Attitude solving aided UWB/IMU integrated algorithm with real-time NLOS suppression

Abstract

In response to the challenges posed by non-line-of-sight (NLOS) errors and inadequate attitude estimation accuracy in ultra-wideband and inertial measurement unit (UWB/IMU) integrated navigation algorithms in the complex environment, a robust UWB/IMU integrated positioning scheme is proposed. On one hand, the utilization of the robust local weighted regression algorithm (RLWR) is employed to mitigate the impact of NLOS errors on UWB data.
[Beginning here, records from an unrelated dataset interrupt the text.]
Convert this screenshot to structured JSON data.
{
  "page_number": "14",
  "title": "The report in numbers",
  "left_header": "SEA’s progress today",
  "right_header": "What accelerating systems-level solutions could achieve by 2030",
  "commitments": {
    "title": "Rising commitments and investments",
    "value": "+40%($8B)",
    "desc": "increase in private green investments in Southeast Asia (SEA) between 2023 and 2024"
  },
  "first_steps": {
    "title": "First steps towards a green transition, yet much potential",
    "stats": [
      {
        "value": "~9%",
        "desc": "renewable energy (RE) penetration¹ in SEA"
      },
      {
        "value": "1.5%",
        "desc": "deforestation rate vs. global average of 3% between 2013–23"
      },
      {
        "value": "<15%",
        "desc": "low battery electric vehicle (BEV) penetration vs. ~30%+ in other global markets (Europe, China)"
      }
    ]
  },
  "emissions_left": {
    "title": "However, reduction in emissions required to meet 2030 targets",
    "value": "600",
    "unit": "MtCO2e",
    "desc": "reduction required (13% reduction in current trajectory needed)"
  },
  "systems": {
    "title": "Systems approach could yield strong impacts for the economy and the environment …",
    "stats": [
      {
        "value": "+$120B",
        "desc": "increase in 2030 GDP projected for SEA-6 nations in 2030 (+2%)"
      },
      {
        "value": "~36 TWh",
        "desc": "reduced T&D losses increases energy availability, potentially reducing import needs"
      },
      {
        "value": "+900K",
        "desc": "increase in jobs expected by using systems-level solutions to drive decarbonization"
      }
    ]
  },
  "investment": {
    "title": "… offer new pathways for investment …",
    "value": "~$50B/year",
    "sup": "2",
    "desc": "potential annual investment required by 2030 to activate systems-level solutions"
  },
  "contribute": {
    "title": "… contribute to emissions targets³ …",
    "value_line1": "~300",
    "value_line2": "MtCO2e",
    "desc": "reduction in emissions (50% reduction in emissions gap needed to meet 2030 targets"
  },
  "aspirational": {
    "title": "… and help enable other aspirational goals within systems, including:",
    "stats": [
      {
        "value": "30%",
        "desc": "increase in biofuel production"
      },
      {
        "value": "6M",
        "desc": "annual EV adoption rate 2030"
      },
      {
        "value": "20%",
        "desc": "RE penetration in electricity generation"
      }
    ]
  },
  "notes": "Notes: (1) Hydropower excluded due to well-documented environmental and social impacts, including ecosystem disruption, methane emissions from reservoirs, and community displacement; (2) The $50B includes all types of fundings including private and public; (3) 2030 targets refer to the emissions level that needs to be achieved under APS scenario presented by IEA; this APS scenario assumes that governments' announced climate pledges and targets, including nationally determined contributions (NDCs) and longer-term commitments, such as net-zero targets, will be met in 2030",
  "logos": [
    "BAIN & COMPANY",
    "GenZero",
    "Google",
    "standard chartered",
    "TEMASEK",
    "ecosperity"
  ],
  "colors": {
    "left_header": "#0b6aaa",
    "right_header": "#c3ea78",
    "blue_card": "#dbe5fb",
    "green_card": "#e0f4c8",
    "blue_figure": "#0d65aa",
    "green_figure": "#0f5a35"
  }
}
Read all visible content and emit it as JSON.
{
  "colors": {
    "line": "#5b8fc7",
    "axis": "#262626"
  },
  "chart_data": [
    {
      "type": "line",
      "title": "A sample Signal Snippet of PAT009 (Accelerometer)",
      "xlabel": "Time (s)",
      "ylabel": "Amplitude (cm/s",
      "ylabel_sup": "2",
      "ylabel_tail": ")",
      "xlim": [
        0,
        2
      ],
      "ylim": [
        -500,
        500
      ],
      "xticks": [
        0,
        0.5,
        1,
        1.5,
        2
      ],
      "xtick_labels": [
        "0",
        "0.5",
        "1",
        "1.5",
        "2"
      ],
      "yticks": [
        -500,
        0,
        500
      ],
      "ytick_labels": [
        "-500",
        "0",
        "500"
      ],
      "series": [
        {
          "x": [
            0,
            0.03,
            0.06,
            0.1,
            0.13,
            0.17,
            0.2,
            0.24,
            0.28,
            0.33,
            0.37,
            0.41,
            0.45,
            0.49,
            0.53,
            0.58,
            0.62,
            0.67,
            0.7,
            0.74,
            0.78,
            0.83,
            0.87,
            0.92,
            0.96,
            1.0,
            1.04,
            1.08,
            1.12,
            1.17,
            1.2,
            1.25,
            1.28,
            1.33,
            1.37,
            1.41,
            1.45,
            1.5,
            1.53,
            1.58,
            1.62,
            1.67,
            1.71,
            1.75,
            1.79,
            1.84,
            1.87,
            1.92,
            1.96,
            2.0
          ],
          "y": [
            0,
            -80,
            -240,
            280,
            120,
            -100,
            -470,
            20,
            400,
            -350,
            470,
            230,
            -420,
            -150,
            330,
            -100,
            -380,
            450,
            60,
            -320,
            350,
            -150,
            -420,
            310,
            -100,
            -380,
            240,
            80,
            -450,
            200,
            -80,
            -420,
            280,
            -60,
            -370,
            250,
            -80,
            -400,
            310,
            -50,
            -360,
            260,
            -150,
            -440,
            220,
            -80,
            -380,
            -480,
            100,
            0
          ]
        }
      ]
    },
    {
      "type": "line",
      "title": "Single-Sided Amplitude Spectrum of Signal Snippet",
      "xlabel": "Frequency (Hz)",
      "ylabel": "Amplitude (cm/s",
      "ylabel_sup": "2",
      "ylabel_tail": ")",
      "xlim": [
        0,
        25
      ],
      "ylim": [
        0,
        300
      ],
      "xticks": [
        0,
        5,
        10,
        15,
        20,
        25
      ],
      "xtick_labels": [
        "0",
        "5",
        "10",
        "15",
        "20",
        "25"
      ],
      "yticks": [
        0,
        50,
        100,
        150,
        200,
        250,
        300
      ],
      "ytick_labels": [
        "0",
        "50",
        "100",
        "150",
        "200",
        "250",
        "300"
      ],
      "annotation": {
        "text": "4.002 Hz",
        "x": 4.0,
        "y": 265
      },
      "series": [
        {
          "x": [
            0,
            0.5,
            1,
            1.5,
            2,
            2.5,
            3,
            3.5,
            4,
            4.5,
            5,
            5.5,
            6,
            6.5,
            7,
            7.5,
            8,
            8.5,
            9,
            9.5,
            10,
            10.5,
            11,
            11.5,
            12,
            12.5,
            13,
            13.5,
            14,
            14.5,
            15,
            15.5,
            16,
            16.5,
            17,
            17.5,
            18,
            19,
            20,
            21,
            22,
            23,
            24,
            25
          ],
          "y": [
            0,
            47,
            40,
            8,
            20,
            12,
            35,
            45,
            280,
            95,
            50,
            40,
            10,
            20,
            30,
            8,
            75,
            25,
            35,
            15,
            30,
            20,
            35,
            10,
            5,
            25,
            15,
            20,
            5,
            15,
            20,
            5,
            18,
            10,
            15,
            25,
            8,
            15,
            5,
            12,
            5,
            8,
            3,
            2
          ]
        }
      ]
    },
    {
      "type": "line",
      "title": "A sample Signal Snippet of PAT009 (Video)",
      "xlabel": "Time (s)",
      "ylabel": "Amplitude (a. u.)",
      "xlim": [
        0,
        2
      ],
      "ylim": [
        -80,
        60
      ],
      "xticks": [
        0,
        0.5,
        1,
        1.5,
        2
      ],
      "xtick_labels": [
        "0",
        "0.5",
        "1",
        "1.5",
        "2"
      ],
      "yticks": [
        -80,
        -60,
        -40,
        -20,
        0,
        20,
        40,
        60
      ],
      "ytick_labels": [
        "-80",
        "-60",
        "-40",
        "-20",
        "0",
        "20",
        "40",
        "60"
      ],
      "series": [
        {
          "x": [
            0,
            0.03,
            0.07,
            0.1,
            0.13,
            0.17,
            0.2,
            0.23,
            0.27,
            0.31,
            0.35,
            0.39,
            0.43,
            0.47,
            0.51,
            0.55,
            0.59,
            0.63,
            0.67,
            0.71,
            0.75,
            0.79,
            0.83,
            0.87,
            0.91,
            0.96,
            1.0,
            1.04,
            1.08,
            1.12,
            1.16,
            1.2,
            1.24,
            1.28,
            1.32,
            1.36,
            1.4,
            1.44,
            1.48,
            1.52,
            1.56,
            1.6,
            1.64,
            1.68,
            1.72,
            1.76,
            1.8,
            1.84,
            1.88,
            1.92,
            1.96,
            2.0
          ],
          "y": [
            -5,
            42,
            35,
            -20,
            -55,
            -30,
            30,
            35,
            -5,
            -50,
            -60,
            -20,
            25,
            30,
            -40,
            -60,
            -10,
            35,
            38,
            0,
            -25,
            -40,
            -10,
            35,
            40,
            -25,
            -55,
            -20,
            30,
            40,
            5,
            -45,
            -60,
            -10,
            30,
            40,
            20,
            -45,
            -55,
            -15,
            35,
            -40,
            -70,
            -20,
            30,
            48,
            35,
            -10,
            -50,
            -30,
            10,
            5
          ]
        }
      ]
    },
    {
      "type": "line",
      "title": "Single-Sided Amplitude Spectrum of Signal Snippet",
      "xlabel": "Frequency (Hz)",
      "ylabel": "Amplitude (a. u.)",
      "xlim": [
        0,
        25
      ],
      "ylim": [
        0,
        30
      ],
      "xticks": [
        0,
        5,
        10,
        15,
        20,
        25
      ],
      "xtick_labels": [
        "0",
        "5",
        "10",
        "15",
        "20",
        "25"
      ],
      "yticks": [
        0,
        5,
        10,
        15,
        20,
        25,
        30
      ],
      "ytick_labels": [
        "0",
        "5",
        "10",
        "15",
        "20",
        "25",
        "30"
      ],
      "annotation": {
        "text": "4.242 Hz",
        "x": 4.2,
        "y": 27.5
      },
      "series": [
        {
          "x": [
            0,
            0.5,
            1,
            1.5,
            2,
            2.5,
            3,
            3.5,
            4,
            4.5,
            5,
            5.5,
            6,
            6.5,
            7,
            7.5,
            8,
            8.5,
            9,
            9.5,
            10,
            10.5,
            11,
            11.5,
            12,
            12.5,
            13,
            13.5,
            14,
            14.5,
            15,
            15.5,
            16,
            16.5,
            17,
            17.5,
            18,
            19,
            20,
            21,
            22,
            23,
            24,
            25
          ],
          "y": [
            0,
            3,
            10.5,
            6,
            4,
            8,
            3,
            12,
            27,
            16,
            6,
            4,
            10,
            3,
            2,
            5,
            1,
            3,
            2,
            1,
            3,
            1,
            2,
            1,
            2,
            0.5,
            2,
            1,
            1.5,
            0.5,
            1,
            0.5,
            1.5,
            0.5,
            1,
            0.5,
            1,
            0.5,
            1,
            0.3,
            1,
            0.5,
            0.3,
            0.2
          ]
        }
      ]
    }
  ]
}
RLWR incorporates information from nodes with known pseudo-range within local time intervals into the regression model, enhancing the identification of NLOS errors and improving positioning accuracy. On the other hand, the variational Bayesian filter algorithm based on adaptive conjugate gradient descent (ACGD) is proposed to improve the accuracy of IMU attitude calculation. The algorithm leverages an ACGD approach to optimize the attitude output of the accelerometer and magnetometer. The output is then incorporated into the variational Bayesian filtering system alongside the gyroscopic attitude output compensated by integrated positioning. Compared to conventional quaternion calculation and gradient descent linear filtering methods, the approach exhibits superior precision and stability. The experimental findings demonstrate that the amalgamation of the proposed NLSO identification suppression algorithm and the enhanced attitude computation algorithm confers significant advantages in terms of both localization accuracy and attitude estimation precision in complex environments. Moreover, the robust solution presented in the paper ensures the preservation of filter performance in the event of UWB measurement failure.